Von der Unkunst, im richtigen Augenblick die falsche Frage zu stellen
Paradoxli ist ausser sich. Er regt sich auf, dass es ihm einmal mehr nicht gelungen ist, Haltung zu bewahren. Es war nicht notwendig, die eigene Meinung kund zu tun um stattdessen seinem verletzenden Zynismus freien Lauf zu lassen. Dies ausgerechnet am Elternabend seiner Tochter.

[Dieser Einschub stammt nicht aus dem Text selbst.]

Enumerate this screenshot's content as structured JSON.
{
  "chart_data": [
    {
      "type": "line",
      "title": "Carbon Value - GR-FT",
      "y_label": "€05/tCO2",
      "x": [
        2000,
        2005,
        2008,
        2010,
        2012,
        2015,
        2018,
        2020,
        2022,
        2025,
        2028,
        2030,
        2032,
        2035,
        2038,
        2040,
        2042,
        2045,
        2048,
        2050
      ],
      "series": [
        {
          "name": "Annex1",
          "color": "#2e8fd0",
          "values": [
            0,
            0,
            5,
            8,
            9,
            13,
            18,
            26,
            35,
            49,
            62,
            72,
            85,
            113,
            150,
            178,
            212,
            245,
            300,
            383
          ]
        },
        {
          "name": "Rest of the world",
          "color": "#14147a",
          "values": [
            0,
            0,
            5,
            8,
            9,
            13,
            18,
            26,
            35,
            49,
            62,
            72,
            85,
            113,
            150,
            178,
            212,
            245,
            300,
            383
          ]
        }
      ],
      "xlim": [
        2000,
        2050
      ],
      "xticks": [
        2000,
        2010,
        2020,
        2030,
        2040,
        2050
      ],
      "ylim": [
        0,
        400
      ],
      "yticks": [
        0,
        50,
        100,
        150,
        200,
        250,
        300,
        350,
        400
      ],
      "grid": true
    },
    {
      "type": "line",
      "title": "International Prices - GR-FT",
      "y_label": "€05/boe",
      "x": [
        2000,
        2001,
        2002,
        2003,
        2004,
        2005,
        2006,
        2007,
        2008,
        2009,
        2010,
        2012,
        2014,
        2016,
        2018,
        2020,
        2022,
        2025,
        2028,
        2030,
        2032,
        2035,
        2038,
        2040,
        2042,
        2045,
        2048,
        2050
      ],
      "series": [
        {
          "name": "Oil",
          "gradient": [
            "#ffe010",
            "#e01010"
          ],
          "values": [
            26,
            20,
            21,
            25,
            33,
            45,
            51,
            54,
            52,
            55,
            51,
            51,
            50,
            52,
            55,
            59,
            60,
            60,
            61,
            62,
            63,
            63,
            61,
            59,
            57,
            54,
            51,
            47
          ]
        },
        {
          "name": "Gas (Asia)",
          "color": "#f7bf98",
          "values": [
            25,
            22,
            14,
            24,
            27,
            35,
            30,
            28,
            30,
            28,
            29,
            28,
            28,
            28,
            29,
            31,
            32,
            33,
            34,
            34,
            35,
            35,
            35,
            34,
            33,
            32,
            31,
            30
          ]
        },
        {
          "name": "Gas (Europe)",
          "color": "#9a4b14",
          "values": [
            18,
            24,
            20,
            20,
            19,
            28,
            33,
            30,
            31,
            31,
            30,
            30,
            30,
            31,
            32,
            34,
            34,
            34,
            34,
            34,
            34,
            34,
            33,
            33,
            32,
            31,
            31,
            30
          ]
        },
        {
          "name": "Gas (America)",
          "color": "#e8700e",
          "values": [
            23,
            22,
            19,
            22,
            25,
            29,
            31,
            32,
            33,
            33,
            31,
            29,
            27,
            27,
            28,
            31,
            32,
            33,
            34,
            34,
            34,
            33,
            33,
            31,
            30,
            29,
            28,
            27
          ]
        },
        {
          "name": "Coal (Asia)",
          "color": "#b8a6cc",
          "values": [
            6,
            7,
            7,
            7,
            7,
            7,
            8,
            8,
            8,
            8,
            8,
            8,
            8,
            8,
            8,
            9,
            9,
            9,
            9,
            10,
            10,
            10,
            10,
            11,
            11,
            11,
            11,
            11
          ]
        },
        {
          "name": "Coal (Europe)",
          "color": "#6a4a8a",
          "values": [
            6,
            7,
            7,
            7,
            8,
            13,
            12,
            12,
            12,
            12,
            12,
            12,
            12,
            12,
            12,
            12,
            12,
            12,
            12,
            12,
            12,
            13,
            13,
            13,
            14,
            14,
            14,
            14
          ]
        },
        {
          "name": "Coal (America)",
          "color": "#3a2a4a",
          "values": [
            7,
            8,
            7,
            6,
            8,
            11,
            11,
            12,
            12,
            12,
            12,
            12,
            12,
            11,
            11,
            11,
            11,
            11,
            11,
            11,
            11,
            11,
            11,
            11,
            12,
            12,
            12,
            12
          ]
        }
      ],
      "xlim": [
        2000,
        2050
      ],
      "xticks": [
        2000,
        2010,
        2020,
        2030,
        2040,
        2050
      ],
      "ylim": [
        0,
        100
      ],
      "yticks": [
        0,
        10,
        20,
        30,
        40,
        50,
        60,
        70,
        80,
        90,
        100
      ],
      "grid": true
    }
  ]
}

Er klappt den Klodeckel hinunter, schliesst die Tür und setzt sich. In der Toilette des Schulhauses hat er sich eingeschlossen. Dieser kurze Augenblick der Ruhe ist ihm wichtig, um sich zu sammeln und zu überlegen, ob er sich entschuldigen soll, oder nicht. Alles hat damit begonnen, dass die grüne Gemeinderätin sich neben ihn gesetzt hat. Als ob sie es geahnt hätte, dass er ein schizophrenes Verhältnis zu Politikern pflegt. Ja, er ist zwar dankbar, dass sich immer wieder Menschen finden, die politische Ämter ausüben. Andererseits sind ihm Leute, welche einen Teil ihres Gedankengutes einer Partei verschreiben, hochgradig suspekt. Er ist und war stets der Meinung, von links bis rechts sind überall gute wie schlechte Ideen zu finden. Sich auf das eine zu konzentrieren, vergleicht er im positiven Sinne mit einem Hauch von engstirniger Einseitigkeit, die er auch gerne, allerdings nur unter Freunden, als das Anfangsstadium des Tunneldenkens bezeichnet.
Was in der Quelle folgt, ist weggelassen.